S.: Non trovo grandi differenze rispetto a quanto può pensare un convinto socialdemocratico europeo. Però a lei sembra un'offesa essere paragonato ad un socialdemocratico.B.: Bè, una differenza sostanziale esiste. La socialdemocrazia (parlo di quella seria, s'intende) si è sempre molto preoccupata degli operai, dei lavoratori sindacalmente organizzati e poco o nulla degli emarginati, dei sottoproletari, delle donne. Infatti, ora che si sono esauriti gli antichi margini di uno sviluppo capitalistico che consentivano una politica socialdemocratica, ora che i problemi che io prima ricordavo sono scoppiati in tutto l'occidente capitalistico, vi sono segni di crisi anche nella socialdemocrazia tedesca e nel laburismo inglese, proprio perché i partiti socialdemocratici si trovano di fronte a realtà per essi finora ignote o da essi ignorate.

S.: Dunque, siete un partito socialista serio...
B.: ...nel senso che vogliamo costruire sul serio il socialismo...

S.: Le dispiace, la preoccupa che il PSI lanci segnali verso strati borghesi della società?
B.: No, non mi preoccupa. Ceti medi, borghesia produttiva sono strati importanti del paese e i loro interessi politici ed economici, quando sono legittimi, devono essere adeguatamente difesi e rappresentati. Anche noi lo facciamo. Se questi gruppi sociali trasferiscono una parte dei loro voti verso i partiti laici e verso il PSI, abbandonando la tradizionale tutela democristiana, non c'è che da esserne soddisfatti: ma a una condizione. La condizione è che, con questi nuovi voti, il PSI e i partiti laici dimostrino di saper fare una politica e di attuare un programma che davvero siano di effettivo e profondo mutamento rispetto al passato e rispetto al presente. Se invece si trattasse di un semplice trasferimento di clientele per consolidare, sotto nuove etichette, i vecchi e attuali rapporti tra partiti e Stato, partiti e governo, partiti e società, con i deleteri modi di governare e di amministrare che ne conseguono, allora non vedo di che cosa dovremmo dirci soddisfatti noi e il paese.

S.: Secondo lei, quel mutamento di metodi e di politica c'è o no?B.: Francamente, no. Lei forse lo vede? La gente se ne accorge? Vada in giro per la Sicilia, ad esempio: vedrà che in gran parte c'è stato un trasferimento di clientele. Non voglio affermare che sempre e dovunque sia così. Ma affermo che socialisti e socialdemocratici non hanno finora dato alcun segno di voler iniziare quella riforma del rapporto tra partiti e istituzioni -che poi non è altro che un corretto ripristino del dettato costituzionale- senza la quale non può cominciare alcun rinnovamento e sanza la quale la questione morale resterà del tutto insoluta.

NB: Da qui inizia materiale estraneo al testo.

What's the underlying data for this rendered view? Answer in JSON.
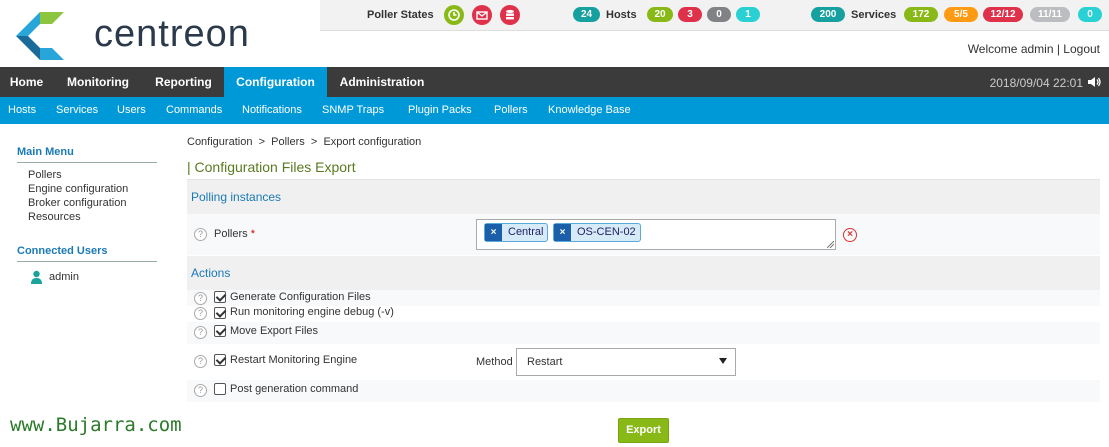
{
  "brand": {
    "name": "centreon",
    "logo_colors": [
      "#29a6d9",
      "#8cc540",
      "#1a6a9a"
    ]
  },
  "status_bar": {
    "poller_label": "Poller States",
    "poller_icons": [
      {
        "icon": "clock-icon",
        "color": "#88b917"
      },
      {
        "icon": "envelope-icon",
        "color": "#e0314b"
      },
      {
        "icon": "database-icon",
        "color": "#e0314b"
      }
    ],
    "hosts_label": "Hosts",
    "hosts_total": "24",
    "hosts_counts": [
      {
        "value": "20",
        "color": "#88b917"
      },
      {
        "value": "3",
        "color": "#e0314b"
      },
      {
        "value": "0",
        "color": "#818285"
      },
      {
        "value": "1",
        "color": "#2ad1d4"
      }
    ],
    "services_label": "Services",
    "services_total": "200",
    "services_counts": [
      {
        "value": "172",
        "color": "#88b917"
      },
      {
        "value": "5/5",
        "color": "#ff9a13"
      },
      {
        "value": "12/12",
        "color": "#e0314b"
      },
      {
        "value": "11/11",
        "color": "#bcbdc0"
      },
      {
        "value": "0",
        "color": "#2ad1d4"
      }
    ],
    "total_color": "#17a0a0"
  },
  "header": {
    "welcome": "Welcome admin",
    "separator": " | ",
    "logout": "Logout"
  },
  "topnav": {
    "items": [
      "Home",
      "Monitoring",
      "Reporting",
      "Configuration",
      "Administration"
    ],
    "active": "Configuration",
    "clock": "2018/09/04 22:01"
  },
  "subnav": {
    "items": [
      "Hosts",
      "Services",
      "Users",
      "Commands",
      "Notifications",
      "SNMP Traps",
      "Plugin Packs",
      "Pollers",
      "Knowledge Base"
    ]
  },
  "sidebar": {
    "main_menu_title": "Main Menu",
    "main_menu_items": [
      "Pollers",
      "Engine configuration",
      "Broker configuration",
      "Resources"
    ],
    "connected_users_title": "Connected Users",
    "connected_users": [
      "admin"
    ]
  },
  "breadcrumb": [
    "Configuration",
    "Pollers",
    "Export configuration"
  ],
  "breadcrumb_sep": ">",
  "page_title": "| Configuration Files Export",
  "polling_section": {
    "title": "Polling instances",
    "pollers_label": "Pollers",
    "required_mark": "*",
    "selected_pollers": [
      "Central",
      "OS-CEN-02"
    ],
    "tag_remove_glyph": "×",
    "clear_glyph": "×"
  },
  "actions_section": {
    "title": "Actions",
    "items": [
      {
        "label": "Generate Configuration Files",
        "checked": true
      },
      {
        "label": "Run monitoring engine debug (-v)",
        "checked": true
      },
      {
        "label": "Move Export Files",
        "checked": true
      },
      {
        "label": "Restart Monitoring Engine",
        "checked": true
      },
      {
        "label": "Post generation command",
        "checked": false
      }
    ],
    "method_label": "Method",
    "method_value": "Restart"
  },
  "help_glyph": "?",
  "export_button": "Export",
  "watermark": "www.Bujarra.com"
}
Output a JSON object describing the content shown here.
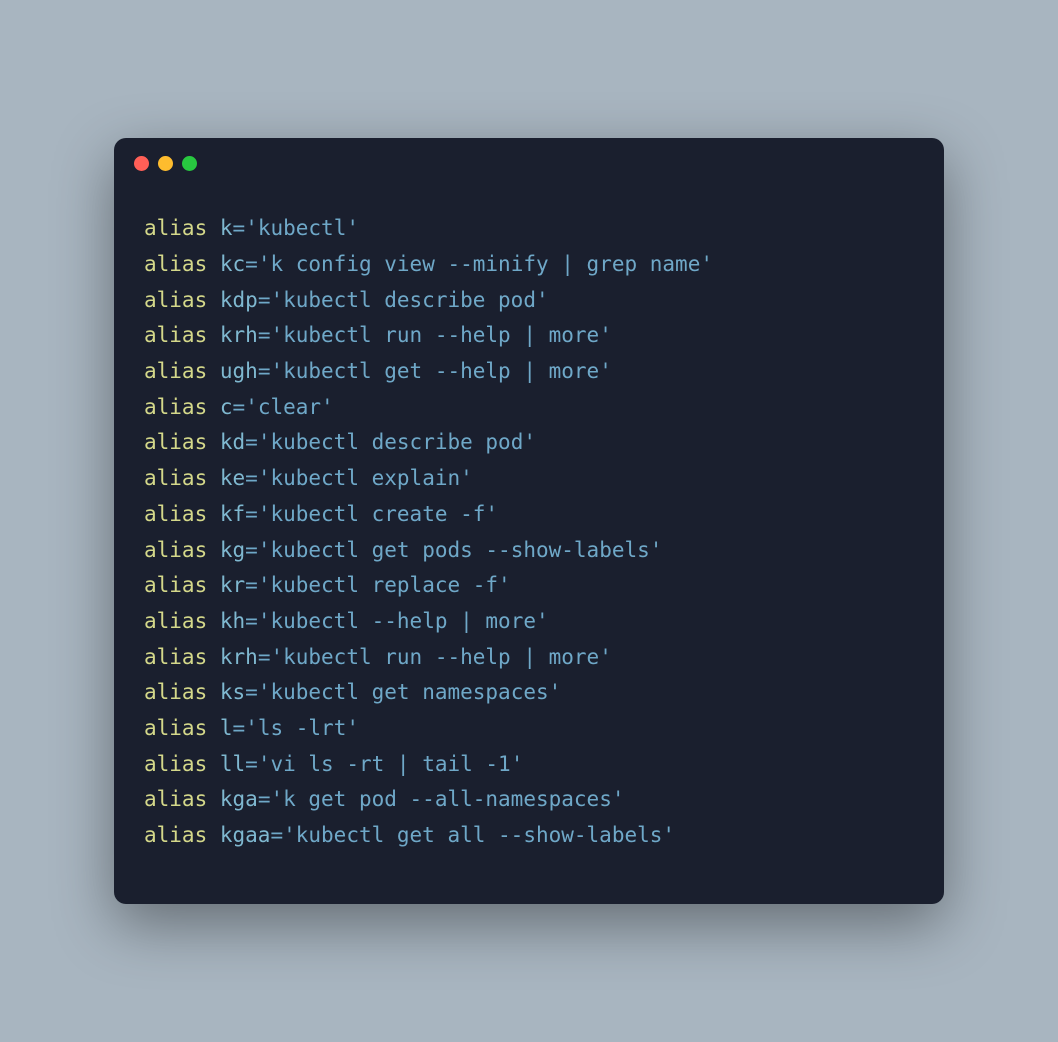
{
  "aliases": [
    {
      "keyword": "alias",
      "name": "k",
      "value": "'kubectl'"
    },
    {
      "keyword": "alias",
      "name": "kc",
      "value": "'k config view --minify | grep name'"
    },
    {
      "keyword": "alias",
      "name": "kdp",
      "value": "'kubectl describe pod'"
    },
    {
      "keyword": "alias",
      "name": "krh",
      "value": "'kubectl run --help | more'"
    },
    {
      "keyword": "alias",
      "name": "ugh",
      "value": "'kubectl get --help | more'"
    },
    {
      "keyword": "alias",
      "name": "c",
      "value": "'clear'"
    },
    {
      "keyword": "alias",
      "name": "kd",
      "value": "'kubectl describe pod'"
    },
    {
      "keyword": "alias",
      "name": "ke",
      "value": "'kubectl explain'"
    },
    {
      "keyword": "alias",
      "name": "kf",
      "value": "'kubectl create -f'"
    },
    {
      "keyword": "alias",
      "name": "kg",
      "value": "'kubectl get pods --show-labels'"
    },
    {
      "keyword": "alias",
      "name": "kr",
      "value": "'kubectl replace -f'"
    },
    {
      "keyword": "alias",
      "name": "kh",
      "value": "'kubectl --help | more'"
    },
    {
      "keyword": "alias",
      "name": "krh",
      "value": "'kubectl run --help | more'"
    },
    {
      "keyword": "alias",
      "name": "ks",
      "value": "'kubectl get namespaces'"
    },
    {
      "keyword": "alias",
      "name": "l",
      "value": "'ls -lrt'"
    },
    {
      "keyword": "alias",
      "name": "ll",
      "value": "'vi ls -rt | tail -1'"
    },
    {
      "keyword": "alias",
      "name": "kga",
      "value": "'k get pod --all-namespaces'"
    },
    {
      "keyword": "alias",
      "name": "kgaa",
      "value": "'kubectl get all --show-labels'"
    }
  ]
}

S.: Lei ha detto varie volte che la questione morale oggi è al centro della questione italiana. Perché?
B.: La questione morale non si esaurisce nel fatto che, essendoci dei ladri, dei corrotti, dei concussori in alte sfere della politica e dell'amministrazione, bisogna scovarli, bisogna denunciarli e bisogna metterli in galera. La questione morale, nell'Italia d'oggi, fa tutt'uno con l'occupazione dello stato da parte dei partiti governativi e delle loro correnti, fa tutt'uno con la guerra per bande, fa tutt'uno con la concezione della politica e con i metodi di governo di costoro, che vanno semmplicemente abbandonati e superati. Ecco perché dico che la questione morale è il centro del problema italiano. Ecco perché gli altri partiti possono profare d'essere forze di serio rinnovamento soltanto se aggrediscono in pieno la questione morale andando alle sue cause politiche. [...] Quel che deve interessare veramente è la sorte del paese. Se si continua in questo modo, in Italia la democrazia rischia di restringersi, non di allargarsi e svilupparsi; rischia di soffocare in una palude.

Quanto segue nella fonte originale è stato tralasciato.